From UCLA asking "What is entropy?" to discovering information theory might explain thermodynamics, to Cornell philosophy class, to TIMSS breakthrough, to co-founding a NASDAQ company, to biotech heartbreak, to 15-year photography sabbatical, to rural Oregon healthcare crisis, the lesson remains the same: You can't solve problems you can't clearly define. You can't build on foundations you haven't examined. And you definitely can't use AI effectively without ontological clarity.

That "waste of time" philosophy class? That uncomfortable moment asking "What is entropy?" Those sprints between North and South Campus at UCLA? Turned out to be the most practical things I ever learned.

The irony: That thermodynamics professor in the 1980s couldn't explain entropy beyond "randomness." Didn't connect it to information theory. Didn't have ontological clarity. I proved information theory works in 1996 — helping social scientists create breakthrough tools through absolute clarity of thinking. Proved it so well that we took a spinoff company to NASDAQ in 2000.

Then spent decades watching biomedical scientists (who have experimental control AND vastly more funding) fumble without it — just like that thermodynamics professor. Even with a NASDAQ IPO on my resume based on these exact principles, couldn't get the biotech establishment to take ontological clarity seriously.

Spent 15 years photographing Silicon Valley's elite while they built the AI revolution, asking them about Danger Theory, watching them fail to articulate their ontologies.
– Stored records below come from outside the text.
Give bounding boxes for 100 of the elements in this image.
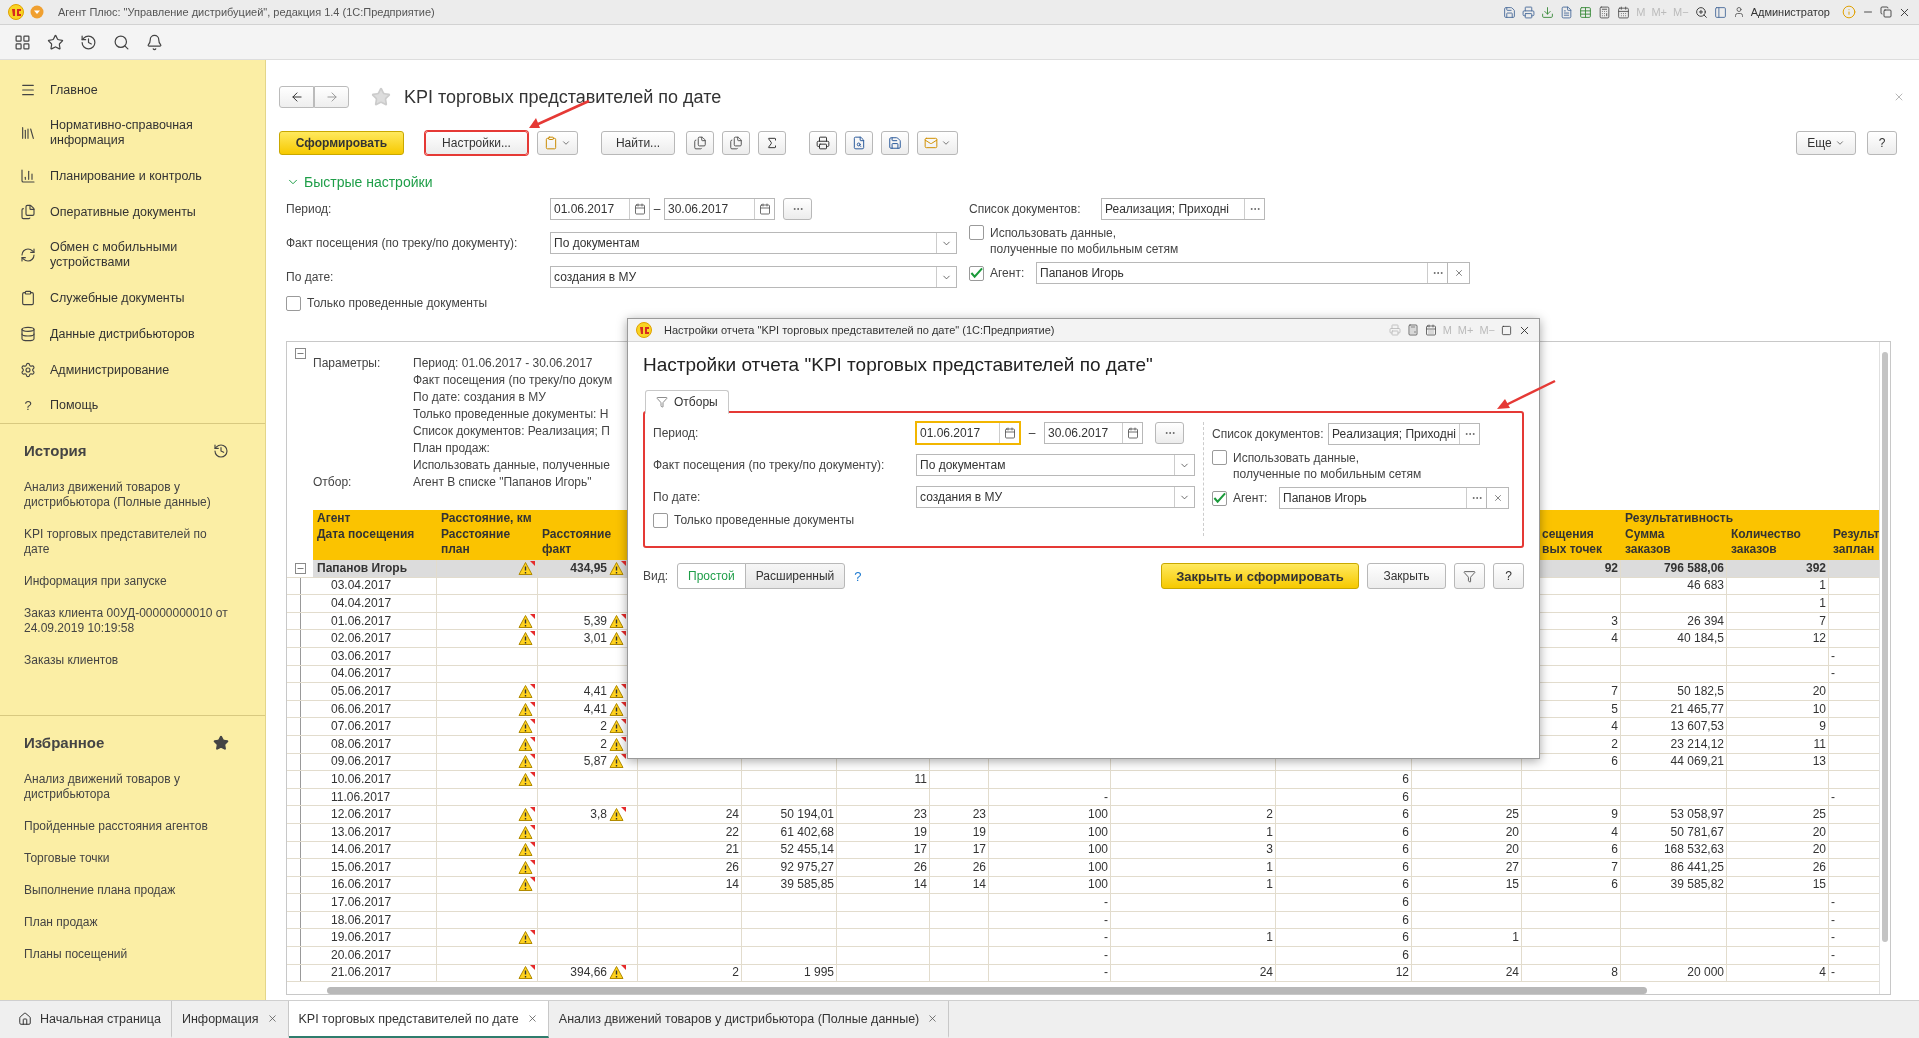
save-icon[interactable] (1503, 5, 1517, 19)
sidebar-item[interactable]: Планирование и контроль (0, 158, 265, 194)
dropdown-field[interactable]: создания в МУ (550, 266, 957, 288)
history-icon[interactable] (80, 33, 97, 51)
close-button[interactable]: Закрыть (1367, 563, 1446, 589)
favorite-link[interactable]: Анализ движений товаров у дистрибьютора (24, 772, 229, 802)
sidebar-item[interactable]: Данные дистрибьюторов (0, 316, 265, 352)
view-toggle[interactable]: Расширенный (744, 563, 846, 589)
copy-menu-button[interactable] (537, 131, 578, 155)
favorite-star-icon[interactable] (371, 87, 391, 107)
help-link[interactable]: ? (854, 568, 862, 584)
menu-dropdown-icon[interactable] (30, 5, 44, 19)
sidebar-item[interactable]: Администрирование (0, 352, 265, 388)
apps-menu-icon[interactable] (14, 33, 31, 51)
scrollbar[interactable] (327, 986, 1647, 994)
calculator-icon[interactable] (1598, 5, 1612, 19)
collapse-toggle[interactable] (294, 348, 306, 359)
checkbox[interactable] (286, 295, 301, 311)
star-icon[interactable] (47, 33, 64, 51)
checkbox[interactable] (969, 265, 984, 281)
help-button[interactable]: ? (1867, 131, 1897, 155)
expand-button[interactable] (686, 131, 714, 155)
search-icon[interactable] (113, 33, 130, 51)
sidebar-item[interactable]: Обмен с мобильными устройствами (0, 230, 265, 280)
restore-icon[interactable] (1880, 6, 1892, 18)
generate-button[interactable]: Сформировать (279, 131, 404, 155)
preview-button[interactable] (845, 131, 873, 155)
find-button[interactable]: Найти... (601, 131, 675, 155)
calculator-icon[interactable] (1406, 324, 1419, 336)
dropdown-field[interactable]: создания в МУ (916, 486, 1195, 508)
tab[interactable]: Отборы (645, 390, 729, 414)
collapse-toggle[interactable] (294, 562, 306, 574)
close-icon[interactable] (266, 1013, 278, 1024)
sidebar-item[interactable]: Главное (0, 72, 265, 108)
ellipsis-button[interactable] (1155, 422, 1184, 444)
table-cell: 26 (972, 859, 986, 875)
sidebar-item[interactable]: Служебные документы (0, 280, 265, 316)
print-button[interactable] (809, 131, 837, 155)
maximize-icon[interactable] (1501, 324, 1512, 336)
checkbox[interactable] (653, 512, 668, 528)
favorite-link[interactable]: Пройденные расстояния агентов (24, 819, 229, 834)
view-toggle[interactable]: Простой (677, 563, 746, 589)
filter-button[interactable] (1454, 563, 1485, 589)
clear-button[interactable] (1448, 262, 1470, 284)
sidebar-item[interactable]: Нормативно-справочная информация (0, 108, 265, 158)
settings-button[interactable]: Настройки... (425, 131, 528, 155)
input-field[interactable]: Папанов Игорь (1036, 262, 1448, 284)
zoom-icon[interactable] (1694, 5, 1708, 19)
mail-menu-button[interactable] (917, 131, 958, 155)
apply-button[interactable]: Закрыть и сформировать (1161, 563, 1359, 589)
dropdown-field[interactable]: По документам (916, 454, 1195, 476)
favorite-link[interactable]: Торговые точки (24, 851, 229, 866)
table-icon[interactable] (1579, 5, 1593, 19)
date-field[interactable]: 30.06.2017 (664, 198, 775, 220)
info-icon[interactable] (1842, 5, 1856, 19)
more-button[interactable]: Еще (1796, 131, 1856, 155)
date-field[interactable]: 30.06.2017 (1044, 422, 1143, 444)
back-button[interactable] (279, 86, 314, 108)
help-button[interactable]: ? (1493, 563, 1524, 589)
input-field[interactable]: Реализация; Приходні (1101, 198, 1265, 220)
close-icon[interactable] (927, 1013, 939, 1024)
sidebar-item[interactable]: ? Помощь (0, 388, 265, 423)
favorite-link[interactable]: Планы посещений (24, 947, 229, 962)
history-link[interactable]: Анализ движений товаров у дистрибьютора (Полные данные) (24, 480, 229, 510)
input-field[interactable]: Реализация; Приходні (1328, 423, 1480, 445)
open-tab[interactable]: Анализ движений товаров у дистрибьютора (Полные данные) (548, 1001, 950, 1038)
sidebar-item[interactable]: Оперативные документы (0, 194, 265, 230)
date-field[interactable]: 01.06.2017 (550, 198, 650, 220)
date-field[interactable]: 01.06.2017 (916, 422, 1020, 444)
checkbox[interactable] (969, 225, 984, 240)
clear-button[interactable] (1487, 487, 1509, 509)
document-icon[interactable] (1560, 5, 1574, 19)
dropdown-field[interactable]: По документам (550, 232, 957, 254)
history-link[interactable]: Заказы клиентов (24, 653, 229, 668)
bell-icon[interactable] (146, 33, 163, 51)
download-icon[interactable] (1541, 5, 1555, 19)
printer-icon[interactable] (1522, 5, 1536, 19)
scrollbar[interactable] (1882, 352, 1888, 942)
sum-button[interactable] (758, 131, 786, 155)
history-link[interactable]: Заказ клиента 00УД-00000000010 от 24.09.2019 10:19:58 (24, 606, 229, 636)
checkbox[interactable] (1212, 490, 1227, 506)
forward-button[interactable] (314, 86, 349, 108)
open-tab[interactable]: KPI торговых представителей по дате (288, 1001, 549, 1038)
calendar-icon[interactable] (1617, 5, 1631, 19)
save-button[interactable] (881, 131, 909, 155)
open-tab[interactable]: Начальная страница (8, 1001, 172, 1038)
section-toggle[interactable]: Быстрые настройки (286, 172, 1919, 192)
open-tab[interactable]: Информация (171, 1001, 289, 1038)
history-link[interactable]: KPI торговых представителей по дате (24, 527, 229, 557)
calendar-icon[interactable] (1424, 324, 1437, 336)
favorite-link[interactable]: План продаж (24, 915, 229, 930)
input-field[interactable]: Папанов Игорь (1279, 487, 1487, 509)
panel-icon[interactable] (1713, 5, 1727, 19)
favorite-link[interactable]: Выполнение плана продаж (24, 883, 229, 898)
history-link[interactable]: Информация при запуске (24, 574, 229, 589)
checkbox[interactable] (1212, 450, 1227, 465)
ellipsis-button[interactable] (783, 198, 812, 220)
user-name[interactable]: Администратор (1750, 6, 1830, 18)
close-icon[interactable] (526, 1013, 538, 1024)
collapse-button[interactable] (722, 131, 750, 155)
The person who finally woke me up? Aravind Srinivas, standing in front of my camera at San Francisco City Hall, telling me about a search engine built on understanding how information actually works. The founder of Perplexity, showing me that AI was already here — and those who understood information theory at a fundamental level were the ones building the future.

Now I'm using the same principles from UCLA thermodynamics epiphany, TIMSS, and Digital Lava — information theory as primary organizing principle, atomic units, set operations, explicit ontological frameworks — in ontologically clear AI models to do what the medical system couldn't: save the person I love.
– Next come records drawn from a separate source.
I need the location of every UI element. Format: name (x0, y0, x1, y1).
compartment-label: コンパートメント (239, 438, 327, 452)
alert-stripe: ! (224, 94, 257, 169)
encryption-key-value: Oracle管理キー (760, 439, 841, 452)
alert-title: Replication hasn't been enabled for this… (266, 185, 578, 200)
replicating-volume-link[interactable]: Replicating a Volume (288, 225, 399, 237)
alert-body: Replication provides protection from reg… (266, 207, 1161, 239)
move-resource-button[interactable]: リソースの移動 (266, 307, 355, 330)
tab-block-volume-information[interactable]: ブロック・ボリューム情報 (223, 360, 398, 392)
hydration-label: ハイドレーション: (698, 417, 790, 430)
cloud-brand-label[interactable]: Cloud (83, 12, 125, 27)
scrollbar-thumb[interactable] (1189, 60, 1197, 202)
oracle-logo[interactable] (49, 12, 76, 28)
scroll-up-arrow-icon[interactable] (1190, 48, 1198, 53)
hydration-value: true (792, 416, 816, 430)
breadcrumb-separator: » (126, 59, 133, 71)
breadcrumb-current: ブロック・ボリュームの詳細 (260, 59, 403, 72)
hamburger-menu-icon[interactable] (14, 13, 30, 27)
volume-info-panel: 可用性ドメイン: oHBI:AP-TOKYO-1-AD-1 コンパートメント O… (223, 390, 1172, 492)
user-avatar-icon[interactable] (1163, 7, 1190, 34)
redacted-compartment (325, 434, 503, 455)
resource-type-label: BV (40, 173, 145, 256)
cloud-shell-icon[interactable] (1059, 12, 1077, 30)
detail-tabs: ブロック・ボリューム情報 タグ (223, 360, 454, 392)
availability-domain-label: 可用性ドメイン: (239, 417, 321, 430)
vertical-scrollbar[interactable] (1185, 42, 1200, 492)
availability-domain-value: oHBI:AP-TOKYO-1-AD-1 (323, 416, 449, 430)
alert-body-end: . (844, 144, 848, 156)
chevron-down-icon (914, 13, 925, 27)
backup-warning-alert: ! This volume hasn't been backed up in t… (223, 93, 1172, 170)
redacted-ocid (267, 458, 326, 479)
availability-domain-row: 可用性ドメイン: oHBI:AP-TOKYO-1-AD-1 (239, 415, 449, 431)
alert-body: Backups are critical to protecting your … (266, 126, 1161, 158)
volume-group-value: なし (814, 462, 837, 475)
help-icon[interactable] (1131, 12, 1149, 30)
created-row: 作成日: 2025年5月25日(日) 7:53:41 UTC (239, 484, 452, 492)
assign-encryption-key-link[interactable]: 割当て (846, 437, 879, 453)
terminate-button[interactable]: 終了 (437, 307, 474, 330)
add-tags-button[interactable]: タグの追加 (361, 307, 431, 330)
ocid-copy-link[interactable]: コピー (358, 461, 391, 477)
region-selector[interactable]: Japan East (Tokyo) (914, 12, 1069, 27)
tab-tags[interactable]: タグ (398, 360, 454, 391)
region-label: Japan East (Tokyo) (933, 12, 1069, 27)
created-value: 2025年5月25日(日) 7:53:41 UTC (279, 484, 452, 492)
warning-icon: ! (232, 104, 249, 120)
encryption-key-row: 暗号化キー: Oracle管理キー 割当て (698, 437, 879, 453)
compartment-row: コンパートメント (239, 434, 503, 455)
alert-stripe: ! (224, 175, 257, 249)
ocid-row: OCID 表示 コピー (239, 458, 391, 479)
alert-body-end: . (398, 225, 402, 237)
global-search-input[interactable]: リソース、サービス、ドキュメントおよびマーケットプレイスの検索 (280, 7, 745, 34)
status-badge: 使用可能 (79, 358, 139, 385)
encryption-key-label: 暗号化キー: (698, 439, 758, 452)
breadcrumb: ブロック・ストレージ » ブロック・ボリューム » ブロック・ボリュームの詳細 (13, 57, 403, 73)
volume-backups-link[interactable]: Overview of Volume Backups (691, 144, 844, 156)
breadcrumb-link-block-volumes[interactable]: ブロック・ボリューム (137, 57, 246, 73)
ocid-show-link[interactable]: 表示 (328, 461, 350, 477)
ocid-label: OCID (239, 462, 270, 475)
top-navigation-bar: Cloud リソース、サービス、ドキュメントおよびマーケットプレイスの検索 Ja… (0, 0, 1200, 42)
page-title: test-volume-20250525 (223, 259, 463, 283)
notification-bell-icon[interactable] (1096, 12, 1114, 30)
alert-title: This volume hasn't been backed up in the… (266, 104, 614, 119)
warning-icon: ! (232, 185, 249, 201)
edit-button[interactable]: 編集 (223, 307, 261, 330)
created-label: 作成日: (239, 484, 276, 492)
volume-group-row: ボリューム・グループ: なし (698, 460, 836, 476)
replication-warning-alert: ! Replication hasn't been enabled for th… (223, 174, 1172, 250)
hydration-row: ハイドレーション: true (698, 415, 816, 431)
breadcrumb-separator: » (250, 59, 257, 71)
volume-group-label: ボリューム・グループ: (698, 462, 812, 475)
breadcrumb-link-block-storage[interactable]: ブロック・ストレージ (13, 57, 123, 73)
The method works. It's always worked. Information theory explains thermodynamics. Information theory explains immune systems. Information theory went to NASDAQ. The question is: why does it keep getting dismissed?

Why couldn't that thermodynamics professor just say:

"Entropy is a measure of information disorder. The universe tends toward maximum entropy because it tends toward maximum information uncertainty. That's why your dorm gets messy — there are more high-entropy (disordered) states than low-entropy (ordered) states. That's the connection between information and energy."

That one moment of ontological clarity could have changed everything.